Transportation temperature: normal temperature transportation

Operation steps: 1 Sample processing: a. Plant tissue: Take fresh or -70 ℃ frozen 100mg tissue and grind it in liquid nitrogen. Add the powder to 1ml lysis buffer and mix well.

b. Animal tissue: Take fresh or -70 ℃ frozen 100mg tissue and add 1ml lysis buffer. Use a tissue grinding pestle or homogenizer to homogenize the tissue.

c. Adhering cells: directly add lysis buffer to the culture plate to lyse cells, adding 1ml lysis buffer for every 106 cells. Use a sampler to blow and mix well.

d. Cell suspension: Collect cells by centrifugation. Mix 1ml lysis buffer for every 106 animal, plant, and yeast cells or every 107 bacterial cells.

e. Blood processing: Take 0.2-1ml of fresh blood and add 3 times the volume of red blood cell lysate. Mix well and let it stand at room temperature for 10 minutes. Centrifuge at 10000rpm for 1 minute. Discard the supernatant. If the precipitate contains red blood cells, add twice the volume of red blood cell lysis buffer and repeat the lysis steps.
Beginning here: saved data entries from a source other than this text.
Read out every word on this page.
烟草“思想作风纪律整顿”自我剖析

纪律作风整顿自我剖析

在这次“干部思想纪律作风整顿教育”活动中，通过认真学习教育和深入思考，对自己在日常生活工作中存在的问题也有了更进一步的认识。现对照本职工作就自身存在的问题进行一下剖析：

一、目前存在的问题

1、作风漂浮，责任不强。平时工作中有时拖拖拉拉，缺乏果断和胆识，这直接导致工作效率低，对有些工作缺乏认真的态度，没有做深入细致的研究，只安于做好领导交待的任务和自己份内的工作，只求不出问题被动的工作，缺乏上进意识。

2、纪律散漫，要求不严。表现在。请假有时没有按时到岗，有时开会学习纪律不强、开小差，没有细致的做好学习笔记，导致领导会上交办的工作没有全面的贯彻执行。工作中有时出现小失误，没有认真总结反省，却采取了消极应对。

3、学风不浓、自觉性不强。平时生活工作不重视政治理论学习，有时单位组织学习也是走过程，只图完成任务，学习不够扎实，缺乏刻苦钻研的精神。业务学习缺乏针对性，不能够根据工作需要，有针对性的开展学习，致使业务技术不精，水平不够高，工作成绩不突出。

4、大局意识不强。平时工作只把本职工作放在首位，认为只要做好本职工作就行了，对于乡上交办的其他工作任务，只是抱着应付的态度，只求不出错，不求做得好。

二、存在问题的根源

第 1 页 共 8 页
After centrifugation, add 1 ml of lysis buffer to the precipitate and mix well.

2. Leave the processed sample at room temperature for 5 minutes to completely separate the nucleic acid protein complex.
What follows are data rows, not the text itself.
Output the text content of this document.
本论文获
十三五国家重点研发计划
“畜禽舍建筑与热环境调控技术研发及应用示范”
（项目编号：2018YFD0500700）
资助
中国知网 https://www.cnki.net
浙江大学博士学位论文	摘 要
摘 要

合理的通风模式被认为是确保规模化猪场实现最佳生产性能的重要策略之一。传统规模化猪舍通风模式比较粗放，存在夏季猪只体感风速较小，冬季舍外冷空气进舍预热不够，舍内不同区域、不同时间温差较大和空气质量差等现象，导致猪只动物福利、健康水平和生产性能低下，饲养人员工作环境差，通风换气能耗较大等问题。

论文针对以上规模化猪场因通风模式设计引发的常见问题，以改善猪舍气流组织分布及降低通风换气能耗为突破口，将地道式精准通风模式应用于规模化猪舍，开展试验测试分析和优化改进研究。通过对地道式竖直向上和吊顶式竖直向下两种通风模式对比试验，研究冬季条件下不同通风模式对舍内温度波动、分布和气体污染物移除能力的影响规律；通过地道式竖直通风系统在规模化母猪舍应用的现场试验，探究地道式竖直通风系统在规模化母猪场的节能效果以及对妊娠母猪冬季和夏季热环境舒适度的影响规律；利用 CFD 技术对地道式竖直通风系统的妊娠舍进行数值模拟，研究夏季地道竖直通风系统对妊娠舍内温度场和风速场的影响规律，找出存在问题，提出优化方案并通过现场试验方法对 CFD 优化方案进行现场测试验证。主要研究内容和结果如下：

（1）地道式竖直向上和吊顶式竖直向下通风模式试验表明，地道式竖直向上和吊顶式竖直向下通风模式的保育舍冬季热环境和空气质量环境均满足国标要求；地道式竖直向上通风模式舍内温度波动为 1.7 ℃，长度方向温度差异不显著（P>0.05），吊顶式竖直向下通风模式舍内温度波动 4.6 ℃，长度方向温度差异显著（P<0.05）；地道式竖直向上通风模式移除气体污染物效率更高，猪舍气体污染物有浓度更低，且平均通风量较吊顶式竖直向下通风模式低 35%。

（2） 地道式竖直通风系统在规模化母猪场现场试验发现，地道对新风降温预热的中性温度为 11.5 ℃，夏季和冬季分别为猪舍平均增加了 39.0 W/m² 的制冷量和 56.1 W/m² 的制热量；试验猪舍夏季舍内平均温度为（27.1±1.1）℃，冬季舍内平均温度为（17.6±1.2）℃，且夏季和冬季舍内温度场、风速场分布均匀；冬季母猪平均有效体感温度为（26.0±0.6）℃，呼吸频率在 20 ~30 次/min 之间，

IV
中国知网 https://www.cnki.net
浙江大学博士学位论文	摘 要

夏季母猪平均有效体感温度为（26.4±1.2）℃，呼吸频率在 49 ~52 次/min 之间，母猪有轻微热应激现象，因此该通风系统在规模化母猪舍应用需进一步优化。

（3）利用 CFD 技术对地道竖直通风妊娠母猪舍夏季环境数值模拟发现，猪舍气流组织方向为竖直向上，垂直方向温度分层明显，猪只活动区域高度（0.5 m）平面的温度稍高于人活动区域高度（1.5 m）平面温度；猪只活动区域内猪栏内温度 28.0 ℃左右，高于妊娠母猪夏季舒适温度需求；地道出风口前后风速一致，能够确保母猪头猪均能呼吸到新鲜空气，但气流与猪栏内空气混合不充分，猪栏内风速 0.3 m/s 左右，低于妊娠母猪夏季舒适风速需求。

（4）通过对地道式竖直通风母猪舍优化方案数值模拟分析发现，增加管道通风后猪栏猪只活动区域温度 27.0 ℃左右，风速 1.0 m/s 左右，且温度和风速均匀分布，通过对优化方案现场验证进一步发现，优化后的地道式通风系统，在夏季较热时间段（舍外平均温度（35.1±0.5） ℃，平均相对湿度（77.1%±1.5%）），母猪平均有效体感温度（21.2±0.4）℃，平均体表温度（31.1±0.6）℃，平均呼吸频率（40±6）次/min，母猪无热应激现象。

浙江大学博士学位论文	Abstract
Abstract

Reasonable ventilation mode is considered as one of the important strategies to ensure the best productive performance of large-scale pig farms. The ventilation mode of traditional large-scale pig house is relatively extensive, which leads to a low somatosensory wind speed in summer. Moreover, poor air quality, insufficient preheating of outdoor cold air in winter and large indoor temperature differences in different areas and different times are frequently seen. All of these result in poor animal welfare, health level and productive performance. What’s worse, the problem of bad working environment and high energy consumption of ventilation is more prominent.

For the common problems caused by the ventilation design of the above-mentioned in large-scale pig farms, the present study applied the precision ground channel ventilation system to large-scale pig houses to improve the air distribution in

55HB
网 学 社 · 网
3. Add 0.2ml chloroform to the homogenized sample, cover the tube, vigorously shake for 15 seconds, and let it stand at room temperature for 3-5 minutes.

Centrifuge at 12000 rpm for 10 minutes at 2-8 ℃. RNA mainly exists in the colorless aqueous phase in the upper layer. Transfer the aqueous phase to a new tube and do not absorb the precipitate.
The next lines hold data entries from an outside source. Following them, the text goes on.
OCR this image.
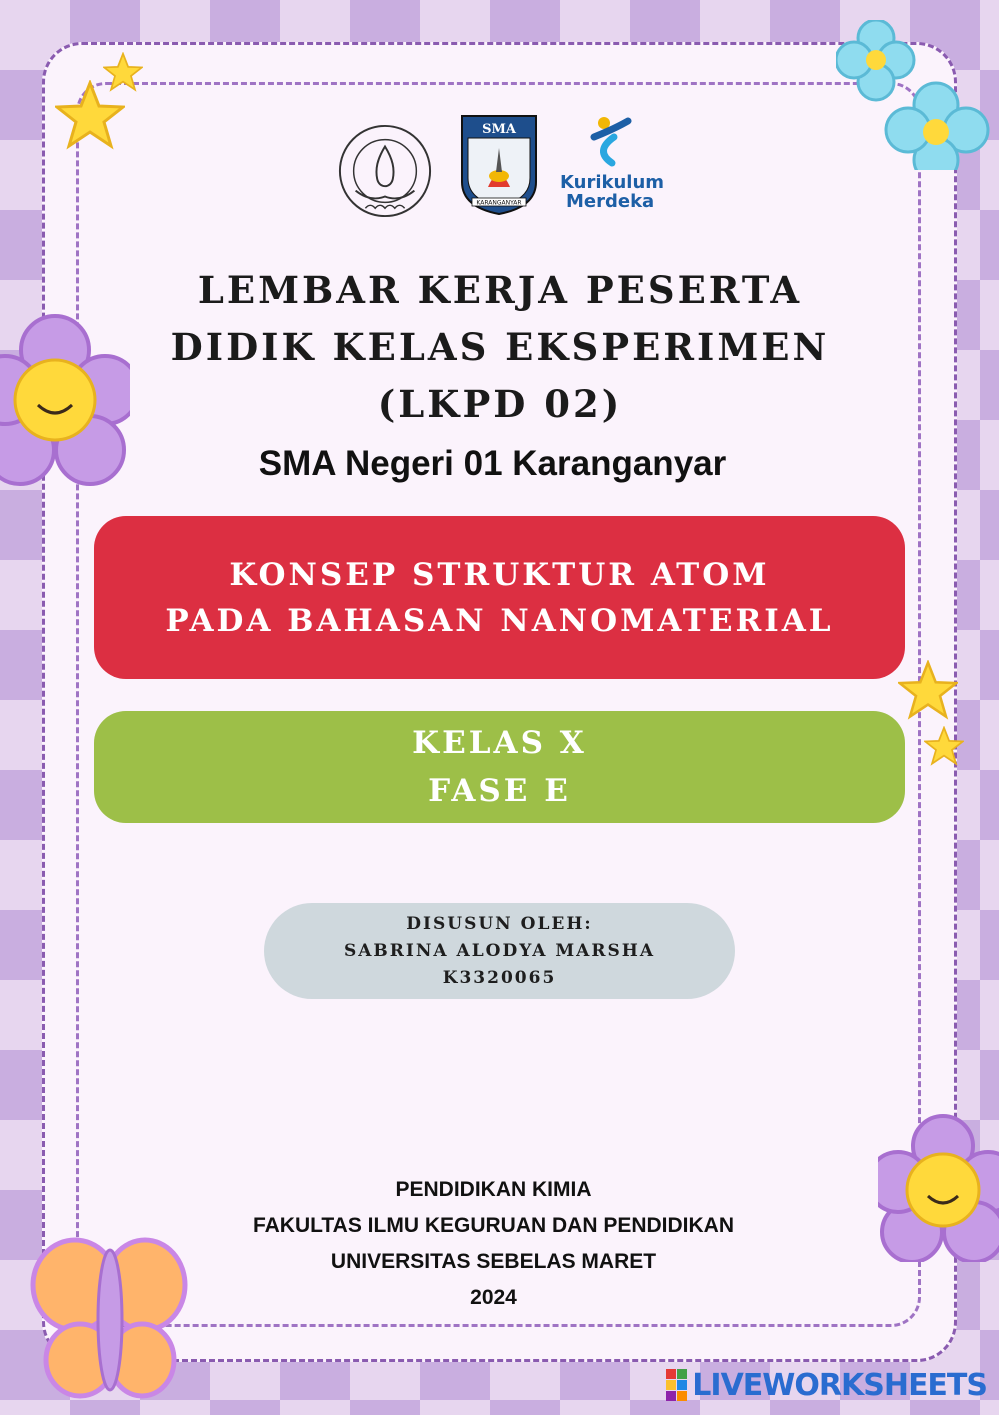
SMA
KARANGANYAR
Kurikulum
Merdeka
LEMBAR KERJA PESERTA
DIDIK KELAS EKSPERIMEN
(LKPD 02)
SMA Negeri 01 Karanganyar
KONSEP STRUKTUR ATOM
PADA BAHASAN NANOMATERIAL
KELAS X
FASE E
DISUSUN OLEH:
SABRINA ALODYA MARSHA
K3320065
PENDIDIKAN KIMIA
FAKULTAS ILMU KEGURUAN DAN PENDIDIKAN
UNIVERSITAS SEBELAS MARET
2024
LIVEWORKSHEETS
5. Pre treatment of adsorption column: Add 500ul of column washing solution to the adsorption column, let it stand at room temperature for 2 minutes, centrifuge at 12000 rpm at 2-8 ℃ for 2 minutes, and discard the waste liquid.

6. Add 200ul anhydrous ethanol to the supernatant collected in step 4, mix well, add it to the adsorption column and let it stand for 2 minutes. Centrifuge at 12000rpm at 2-8 ℃ for 2 minutes, and discard the waste liquid.

7. Add 600ul of rinsing solution to the adsorption column (please check if anhydrous ethanol has been added before use), centrifuge at 12000 rpm at 2-8 ℃ for 2 minutes, and discard the waste liquid.

8. Add 600ul of rinse solution to the adsorption column, centrifuge at 12000 rpm at 2-8 ℃ for 2 minutes, and discard the waste liquid.

Centrifuge at 12000rpm for 2 minutes, discard the collection tube, and place the adsorption column at room temperature for a few minutes to remove any residual rinse solution from the column.

10. Place the adsorption column into a new tube and add 50-100ul of RNase free ddH2O dropwise to the center of the membrane. Leave it at room temperature for 5 minutes and centrifuge at 12000rpm for 2 minutes to obtain RNA.

matters needing attention:

1. All related utensils and consumables should be RNase free products, and the operation process should be careful. Wear masks and gloves to avoid sample contamination by RNase in the environment.

2. The OD value of RNA in aqueous solution may be between 1.5-1.9, but this does not mean that RNA is impure and needs to be detected by electrophoresis.